What you need to know on Thursday, August 12:
The US dollar advanced during the first half of the day, but ended the day in the red against most major rivals. The dollar changed course after the release of the US inflation data, as the annual figure was confirmed at 5.4%, although the underlying figure was revised down by 4.3%, the first sign of inflation may be reaching its peak.
Meanwhile, Fed officials continued to cool downside expectations. The president of the Federal Reserve of Kansas City, Esther George, said that the time has come to modify the configuration of monetary policy, although she added that the reduction does not imply any subsequent adjustment of the policy rate. Furthermore, he also noted that the road ahead towards policy normalization “is likely to be long and bumpy.”
Wall Street got a boost from US inflation headlines, with the DJIA and S&P 500 hitting new all-time highs. The Nasdaq Composite was unable to follow suit and closed again in the red.

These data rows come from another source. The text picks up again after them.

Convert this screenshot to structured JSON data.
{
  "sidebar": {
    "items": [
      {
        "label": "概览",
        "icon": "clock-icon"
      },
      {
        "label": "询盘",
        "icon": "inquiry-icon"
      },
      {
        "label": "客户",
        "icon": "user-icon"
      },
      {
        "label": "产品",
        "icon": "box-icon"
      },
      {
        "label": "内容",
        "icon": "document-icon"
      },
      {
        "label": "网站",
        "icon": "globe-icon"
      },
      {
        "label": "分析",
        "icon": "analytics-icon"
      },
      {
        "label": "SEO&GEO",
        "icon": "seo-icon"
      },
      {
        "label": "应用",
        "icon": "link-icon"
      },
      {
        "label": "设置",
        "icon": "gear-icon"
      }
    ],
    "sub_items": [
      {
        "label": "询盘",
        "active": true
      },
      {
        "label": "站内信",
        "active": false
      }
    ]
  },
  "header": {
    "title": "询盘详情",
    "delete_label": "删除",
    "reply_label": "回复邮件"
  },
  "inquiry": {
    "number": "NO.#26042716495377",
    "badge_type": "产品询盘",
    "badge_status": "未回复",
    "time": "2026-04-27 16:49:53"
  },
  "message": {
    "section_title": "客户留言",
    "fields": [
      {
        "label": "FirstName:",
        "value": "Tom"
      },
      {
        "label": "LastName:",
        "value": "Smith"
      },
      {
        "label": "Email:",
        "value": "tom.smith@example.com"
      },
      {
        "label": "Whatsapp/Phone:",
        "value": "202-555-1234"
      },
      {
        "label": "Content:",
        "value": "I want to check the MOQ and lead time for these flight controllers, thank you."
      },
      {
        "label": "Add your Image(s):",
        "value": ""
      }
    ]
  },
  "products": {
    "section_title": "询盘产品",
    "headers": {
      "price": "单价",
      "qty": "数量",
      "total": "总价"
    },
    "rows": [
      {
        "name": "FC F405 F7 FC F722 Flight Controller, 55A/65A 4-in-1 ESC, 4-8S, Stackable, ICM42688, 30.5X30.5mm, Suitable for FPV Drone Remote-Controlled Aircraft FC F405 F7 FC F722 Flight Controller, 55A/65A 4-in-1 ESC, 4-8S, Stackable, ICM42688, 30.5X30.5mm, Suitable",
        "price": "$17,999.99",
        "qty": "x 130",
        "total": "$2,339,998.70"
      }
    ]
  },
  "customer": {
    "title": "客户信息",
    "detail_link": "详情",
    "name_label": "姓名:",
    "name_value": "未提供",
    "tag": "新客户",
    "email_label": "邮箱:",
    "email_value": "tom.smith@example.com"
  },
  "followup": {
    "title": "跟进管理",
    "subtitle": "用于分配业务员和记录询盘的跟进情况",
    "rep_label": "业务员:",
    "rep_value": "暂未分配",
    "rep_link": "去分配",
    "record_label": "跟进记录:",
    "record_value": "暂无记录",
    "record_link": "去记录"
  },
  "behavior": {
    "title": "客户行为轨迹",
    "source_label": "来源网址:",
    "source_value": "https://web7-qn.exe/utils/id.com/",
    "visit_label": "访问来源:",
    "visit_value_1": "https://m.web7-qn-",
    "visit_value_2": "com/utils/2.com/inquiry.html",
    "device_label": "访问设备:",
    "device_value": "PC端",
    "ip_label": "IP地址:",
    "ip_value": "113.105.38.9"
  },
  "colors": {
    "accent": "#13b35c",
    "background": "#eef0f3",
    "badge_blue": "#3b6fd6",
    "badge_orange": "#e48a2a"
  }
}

The EUR / USD pair recovered from a new low at 1.1705, but the recovery stalled around 1.1750, keeping the tone tepid. GBP / USD performed similarly, approaching the 1.3900 level before reversing. The USD / JPY pair settled around 110.40, correcting but still ready to move forward.
Commodity-linked currencies also advanced within familiar levels. Gold prices made a good recovery amid falling demand for the dollar. The shiny metal closed at $ 1,751.30 a troy ounce. Crude oil prices ignored a disappointing report from EU stocks as the EIA oil stocks change posted -0.447 million, worse than expected.
US Treasury yields spiked ahead of US inflation figures, but then receded, ending the day slightly bearish.